Corporate hospitality is a useful tool but are you overly hospitable?
One of the major talking points around the new Bribery Act (which came into force on 1 July this year) is where the dividing line between standard corporate hospitality and bribery actually lies.
The Act itself states that hospitality which provides “an advantage to another person “and which is “offered or given with the intention of inducing the person to perform a relevant function improperly or in the knowledge of acceptance of the advantage would in itself be improper performance” will constitute an illegal act. This very broad and somewhat convoluted statement has produced much comment.
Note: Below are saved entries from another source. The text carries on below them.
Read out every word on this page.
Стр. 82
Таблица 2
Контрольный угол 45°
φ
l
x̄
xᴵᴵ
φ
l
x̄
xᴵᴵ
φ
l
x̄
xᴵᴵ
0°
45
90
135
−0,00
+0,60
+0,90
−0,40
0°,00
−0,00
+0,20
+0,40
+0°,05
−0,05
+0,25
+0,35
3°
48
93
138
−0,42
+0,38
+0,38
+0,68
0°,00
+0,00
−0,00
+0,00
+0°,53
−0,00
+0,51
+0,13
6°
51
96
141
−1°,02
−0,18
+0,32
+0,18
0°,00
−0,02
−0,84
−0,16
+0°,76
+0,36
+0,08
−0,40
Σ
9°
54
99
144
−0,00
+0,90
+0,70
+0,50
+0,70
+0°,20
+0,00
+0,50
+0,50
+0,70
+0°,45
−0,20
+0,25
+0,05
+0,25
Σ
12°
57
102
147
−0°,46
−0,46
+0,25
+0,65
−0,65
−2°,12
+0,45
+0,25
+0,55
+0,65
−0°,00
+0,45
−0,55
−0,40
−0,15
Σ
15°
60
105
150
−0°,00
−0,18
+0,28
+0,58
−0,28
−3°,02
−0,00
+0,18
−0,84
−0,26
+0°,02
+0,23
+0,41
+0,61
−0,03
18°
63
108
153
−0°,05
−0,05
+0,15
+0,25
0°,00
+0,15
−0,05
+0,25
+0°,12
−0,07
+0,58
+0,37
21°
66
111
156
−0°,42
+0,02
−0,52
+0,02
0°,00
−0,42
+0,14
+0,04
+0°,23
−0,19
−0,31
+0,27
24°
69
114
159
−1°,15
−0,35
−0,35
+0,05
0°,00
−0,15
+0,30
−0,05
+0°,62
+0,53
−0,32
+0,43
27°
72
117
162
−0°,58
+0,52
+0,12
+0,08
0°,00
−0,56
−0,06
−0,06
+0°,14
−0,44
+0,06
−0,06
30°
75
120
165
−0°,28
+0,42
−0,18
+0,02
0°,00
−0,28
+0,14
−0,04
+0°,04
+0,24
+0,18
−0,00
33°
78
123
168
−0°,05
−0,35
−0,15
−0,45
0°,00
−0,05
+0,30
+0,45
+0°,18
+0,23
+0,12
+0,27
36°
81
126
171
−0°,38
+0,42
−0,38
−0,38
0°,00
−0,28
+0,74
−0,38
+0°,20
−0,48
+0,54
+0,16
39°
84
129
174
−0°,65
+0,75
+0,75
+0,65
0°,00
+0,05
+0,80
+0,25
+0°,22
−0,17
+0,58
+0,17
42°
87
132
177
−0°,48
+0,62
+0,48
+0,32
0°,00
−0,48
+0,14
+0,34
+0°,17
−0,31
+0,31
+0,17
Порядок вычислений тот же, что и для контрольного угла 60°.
Thankfully recent guidance from the Serious Fraud Office has provided some welcome clarification.
The SFO has stated that, in assessing whether corporate hospitality amounts to a bribe, it will look at five factors.
Whether there is evidence of a clear policy within the company regarding gifts and hospitality.
Whether the actual hospitality itself was “within the confines” of the company’s policy and, if outside that policy, whether permission had been sought from a high level within the company.
Whether the cost of the hospitality is proportionate when considered against the recipient and whether it was recorded by the company.
What additional elements are provided together with the hospitality (examples may include the covering of travel expenses or payment for accommodation).
The relationship of the timing between the hospitality and any potential business arrangements (this will be particularly pertinent where there is a competitive tender, or similar situation.
From this guidance, companies can take away the key message which is that corporate hospitality in itself will not be treated as suspicious but that they should have a clear policy, stick to that policy and, where there is any doubt, seek advice before the hospitality is offered.